According to the former Archbishop of Canterbury, Lord Rowan Williams, England is a "post-Christian" nation. This may be because many Christians in that country feel afraid to express their faith.
Williams made the comments in an exclusive interview with the Telegraph to generate interest in a new book he has written, but also after Prime Minister David Cameron declared Britain was a Christian nation and created a strong reaction from detractors and supporters alike. Williams believes this "Post-Christian" trend will more than likely continue as the Church loses sway with people in years to come.
Cameron made his comments during a commemoration for the 400th anniversary of the King James Bible at Oxford University, just before Easter. Cameron spoke at Christ Church to people who had come to worship and celebrate the Holy Book.
"We are a Christian country and we should not be afraid to say so," The Prime Minister told the audience.
Cameron went on to say that he felt the nation was in moral collapse, and that Britain's Christian heritage helped to create a space where all faiths could exist peacefully and with tolerance.
The Prime Minister said "live and let live" had too often become "do what you please" in today's society. He said promoting Christianity was not "somehow doing down other faiths," and he encouraged Christian Brits to share their faith.
Cameron's comments inflamed some in the country, pushing Atheist Nicholas Clegg, the Liberal Democrat leader, and member of parliament to respond by suggesting that the Church of England should be formally disestablished from the state.
Williams tends to believe a label like "Christian Nation" is a bit too strong, according to his interview in the telegraph.
"If I say that this is a post-Christian nation, that doesn't mean necessarily non-Christian. It means the cultural memory is still quite strongly Christian. And in some ways, the cultural presence is still quite strongly Christian. But it is post-Christian in the sense that habitual practice for most of the population is not taken for granted."
"You need to pick your way quite carefully here," he continued. "A Christian nation can sound like a nation of committed believers, and we are not that. Equally, we are not a nation of dedicated secularists. I think we're a lot less secular than the most optimistic members of the British Humanist Association would think."
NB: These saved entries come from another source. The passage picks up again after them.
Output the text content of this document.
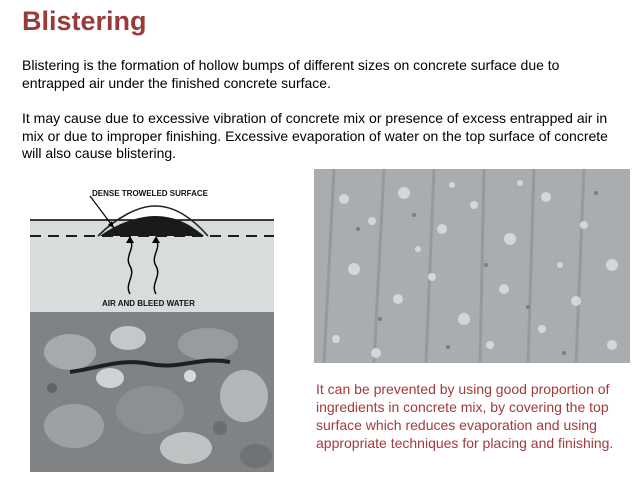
Blistering
Blistering is the formation of hollow bumps of different sizes on concrete surface due to entrapped air under the finished concrete surface.
It may cause due to excessive vibration of concrete mix or presence of excess entrapped air in mix or due to improper finishing. Excessive evaporation of water on the top surface of concrete will also cause blistering.
DENSE TROWELED SURFACE
AIR AND BLEED WATER
It can be prevented by using good proportion of ingredients in concrete mix, by covering the top surface which reduces evaporation and using appropriate techniques for placing and finishing.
But, According to a poll in the telegraph, contrary to what many of Cameron's naysayers brought forth after the Prime Minister's comments, there is substantial support for the his view among England's 53 million citizens. Findings from the ICM survey of 2,000 people conducted in April showed more than half the public - 56 percent - regard Britain as a Christian country, a figure which rises to 60 per cent among men and 73 percent among those over 65s. It also showed that nearly two-thirds of practicing Christians appear to be frightened of speaking out about their beliefs. and there is widespread concerns over the perceived vulnerability of Christians in the UK to abuse or discrimination. 52 percent of the people polled counted themselves as Christian.